LLMs get lost in multi-turn conversation
Context Poisoning & Multi-Turn Degradation
- Many commenters say the paper matches everyday experience: once a conversation “gets poisoned” by a wrong assumption, bad answer, or off-topic tangent, quality often degrades irreversibly.
- Memory features and cross-chat “personalization” are seen as risky; some disable memory because it propagates mistakes or irrelevant facts into new chats.
- People notice LLMs tend to stick to early interpretations even after being corrected, suggesting a bias toward the first “complete” answer rather than ongoing belief revision.

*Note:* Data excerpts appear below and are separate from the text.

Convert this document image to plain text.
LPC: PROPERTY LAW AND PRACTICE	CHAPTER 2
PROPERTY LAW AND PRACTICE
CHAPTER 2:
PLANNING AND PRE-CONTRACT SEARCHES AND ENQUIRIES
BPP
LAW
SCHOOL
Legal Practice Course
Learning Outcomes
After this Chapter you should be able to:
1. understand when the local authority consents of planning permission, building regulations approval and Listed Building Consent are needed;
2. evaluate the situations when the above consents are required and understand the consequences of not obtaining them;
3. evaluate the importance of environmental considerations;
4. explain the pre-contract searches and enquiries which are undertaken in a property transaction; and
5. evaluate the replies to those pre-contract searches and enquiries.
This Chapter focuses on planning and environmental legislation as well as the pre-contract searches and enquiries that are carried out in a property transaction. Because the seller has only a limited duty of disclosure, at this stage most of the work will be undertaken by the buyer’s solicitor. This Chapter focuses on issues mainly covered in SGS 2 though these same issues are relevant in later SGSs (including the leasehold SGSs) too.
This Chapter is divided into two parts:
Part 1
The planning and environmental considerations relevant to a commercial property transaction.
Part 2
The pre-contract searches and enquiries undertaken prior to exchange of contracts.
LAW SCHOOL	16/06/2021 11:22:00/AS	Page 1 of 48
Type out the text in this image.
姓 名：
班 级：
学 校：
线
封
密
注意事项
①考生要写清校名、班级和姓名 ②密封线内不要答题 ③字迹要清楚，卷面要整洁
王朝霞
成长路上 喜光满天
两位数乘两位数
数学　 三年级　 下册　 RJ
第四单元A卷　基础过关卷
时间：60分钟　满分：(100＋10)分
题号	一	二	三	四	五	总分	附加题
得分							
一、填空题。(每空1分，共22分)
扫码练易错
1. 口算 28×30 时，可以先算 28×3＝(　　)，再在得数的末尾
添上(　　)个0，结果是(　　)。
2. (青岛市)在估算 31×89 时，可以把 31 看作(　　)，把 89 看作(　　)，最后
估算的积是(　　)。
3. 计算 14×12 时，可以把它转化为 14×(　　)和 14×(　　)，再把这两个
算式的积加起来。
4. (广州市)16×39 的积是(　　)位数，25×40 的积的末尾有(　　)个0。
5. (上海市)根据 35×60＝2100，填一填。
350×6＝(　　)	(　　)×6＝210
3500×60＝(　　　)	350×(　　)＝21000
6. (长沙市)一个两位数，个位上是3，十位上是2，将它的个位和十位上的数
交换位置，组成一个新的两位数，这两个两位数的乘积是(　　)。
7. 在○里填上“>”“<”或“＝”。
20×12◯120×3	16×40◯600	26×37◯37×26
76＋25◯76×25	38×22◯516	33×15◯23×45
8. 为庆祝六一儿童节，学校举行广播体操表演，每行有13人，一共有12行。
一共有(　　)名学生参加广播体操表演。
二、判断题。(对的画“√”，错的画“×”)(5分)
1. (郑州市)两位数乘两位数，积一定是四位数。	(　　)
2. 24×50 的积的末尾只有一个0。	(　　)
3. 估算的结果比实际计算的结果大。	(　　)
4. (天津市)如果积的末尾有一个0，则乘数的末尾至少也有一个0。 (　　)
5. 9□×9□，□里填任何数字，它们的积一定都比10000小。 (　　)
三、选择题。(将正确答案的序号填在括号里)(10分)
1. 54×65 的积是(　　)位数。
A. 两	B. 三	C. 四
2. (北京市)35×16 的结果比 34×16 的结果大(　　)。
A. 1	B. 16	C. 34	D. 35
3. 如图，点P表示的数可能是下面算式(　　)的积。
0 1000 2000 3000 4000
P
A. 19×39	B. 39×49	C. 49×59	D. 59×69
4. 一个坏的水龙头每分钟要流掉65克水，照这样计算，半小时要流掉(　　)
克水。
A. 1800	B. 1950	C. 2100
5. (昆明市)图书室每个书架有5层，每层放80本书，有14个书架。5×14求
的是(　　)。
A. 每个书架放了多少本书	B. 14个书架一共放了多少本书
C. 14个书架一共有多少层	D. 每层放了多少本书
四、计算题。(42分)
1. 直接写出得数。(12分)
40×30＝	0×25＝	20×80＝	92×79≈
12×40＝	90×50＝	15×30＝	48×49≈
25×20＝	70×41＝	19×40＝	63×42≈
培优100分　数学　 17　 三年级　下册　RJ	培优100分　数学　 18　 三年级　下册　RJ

User Strategies & Interface Ideas
- Common workaround: frequently start new chats, carry over only a concise summary, spec, or small curated code/context sample.
- Heavy users rely on:
- Editing or deleting previous turns to “unpoison” context.
- Forking/branching conversations from earlier points.
- Manual or automatic compaction/summarization of history.
- Several tools and workflows are mentioned (local UIs, editors, bots) that let users edit history, compact context, or branch chats; many want Git-like branching and bookmarking as first-class UX.
- Some advocate “conversation version control” and treating chats as editable documents, not immutable logs.
Capabilities, Limits, and Human Comparison
- Some describe long, successful multi-week debugging or protocol-deconstruction sessions, but note it worked best when:
- The human steered strongly and knew the goal.
- The LLM mostly compressed complex material into clearer explanations.
- Others report mixed results in complex, versioned domains (e.g., cellular protocols, frameworks), with hallucinated features or version-mixing.
- There’s debate over how analogous LLM failures are to human confusion; users say LLMs feel different because once off-track they rarely recover.
Prompting, Clarification, and “Thinking” Models
- A recurring criticism: LLMs seldom ask for clarification, instead guessing and confidently running with underspecified instructions.
- Some say you can train or prompt them to ask questions or self-check (Socratic or “multiple minds” styles), but others doubt they truly “know when they don’t know” vs. asking at arbitrary times.
- Overconfidence and lack of introspection are framed as architectural consequences of autoregressive next-token prediction and training on “happy path” data.
- One thread argues that test-time reasoning / “thinking” models and chain-of-thought might mitigate this, and criticizes the paper for not evaluating them.
Tooling, Agents, and Research Gaps
- Multiple comments propose “curator” or meta-agents that dynamically prune, rewrite, or RAG-ify chat history, as well as richer memory hierarchies (training data vs. context vs. external store).
- Others stress that prompt engineering is really ongoing context management, not just the initial system prompt.
- Some want more empirical guidance on practical context limits for coding and long projects, and question missing evaluations of certain open models (Qwen, Mistral).